Jennifer Romich and Mark Long Reflect on Lessons from Seattle’s $15 Minimum Wage
Posted: 7/30/2019 (CSDE Research)
A recent Vox story on what Seattle has learned from having the highest minimum wage in the nation quoted CSDE Affiliates Jennifer Romich, Associate Professor at the School of Social Work, and Mark Long, Professor at the Evans School of Public Policy and Governance. The researchers explained findings from UW’s collaborative minimum wage studies regarding workers’ hours, take-home pay, business closures, and price of goods.

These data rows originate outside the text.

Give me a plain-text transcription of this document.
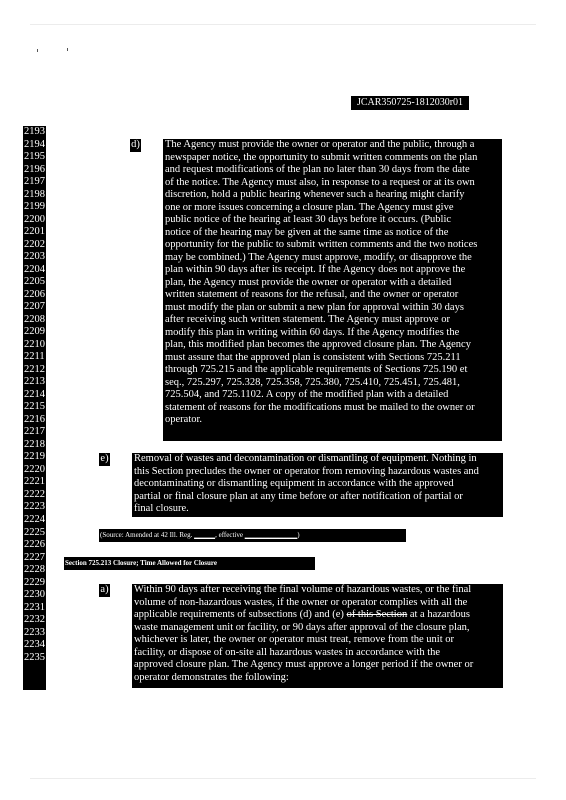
JCAR350725-1812030r01
2193
2194
2195
2196
2197
2198
2199
2200
2201
2202
2203
2204
2205
2206
2207
2208
2209
2210
2211
2212
2213
2214
2215
2216
2217
2218
2219
2220
2221
2222
2223
2224
2225
2226
2227
2228
2229
2230
2231
2232
2233
2234
2235
d) The Agency must provide the owner or operator and the public, through a
newspaper notice, the opportunity to submit written comments on the plan
and request modifications of the plan no later than 30 days from the date
of the notice. The Agency must also, in response to a request or at its own
discretion, hold a public hearing whenever such a hearing might clarify
one or more issues concerning a closure plan. The Agency must give
public notice of the hearing at least 30 days before it occurs. (Public
notice of the hearing may be given at the same time as notice of the
opportunity for the public to submit written comments and the two notices
may be combined.) The Agency must approve, modify, or disapprove the
plan within 90 days after its receipt. If the Agency does not approve the
plan, the Agency must provide the owner or operator with a detailed
written statement of reasons for the refusal, and the owner or operator
must modify the plan or submit a new plan for approval within 30 days
after receiving such written statement. The Agency must approve or
modify this plan in writing within 60 days. If the Agency modifies the
plan, this modified plan becomes the approved closure plan. The Agency
must assure that the approved plan is consistent with Sections 725.211
through 725.215 and the applicable requirements of Sections 725.190 et
seq., 725.297, 725.328, 725.358, 725.380, 725.410, 725.451, 725.481,
725.504, and 725.1102. A copy of the modified plan with a detailed
statement of reasons for the modifications must be mailed to the owner or
operator.
e) Removal of wastes and decontamination or dismantling of equipment. Nothing in
this Section precludes the owner or operator from removing hazardous wastes and
decontaminating or dismantling equipment in accordance with the approved
partial or final closure plan at any time before or after notification of partial or
final closure.
(Source: Amended at 42 Ill. Reg. ______, effective _______________)
Section 725.213 Closure; Time Allowed for Closure
a) Within 90 days after receiving the final volume of hazardous wastes, or the final
volume of non-hazardous wastes, if the owner or operator complies with all the
applicable requirements of subsections (d) and (e) of this Section at a hazardous
waste management unit or facility, or 90 days after approval of the closure plan,
whichever is later, the owner or operator must treat, remove from the unit or
facility, or dispose of on-site all hazardous wastes in accordance with the
approved closure plan. The Agency must approve a longer period if the owner or
operator demonstrates the following:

“The restaurant industry moans and groans about minimum wage increase, but the Seattle newspaper every month has a story about 40 new restaurants opening,” said Romich, remarking on business owners who threatened to leave Seattle but haven’t followed through. Romich and collaborators, many of whom are CSDE Affiliates, found the most common response to the wage increase was to raise prices or fiddle with workers’ hours.
Long explained that the initial data suggested a “tipping point” between $11 and $13 “when it becomes less tenable to keep work in the city.” A later paper broke down the actual take-home pay of workers and found that those who were already employed at the low end of the wage scale in Seattle “enjoyed significantly more rapid hourly wage growth.”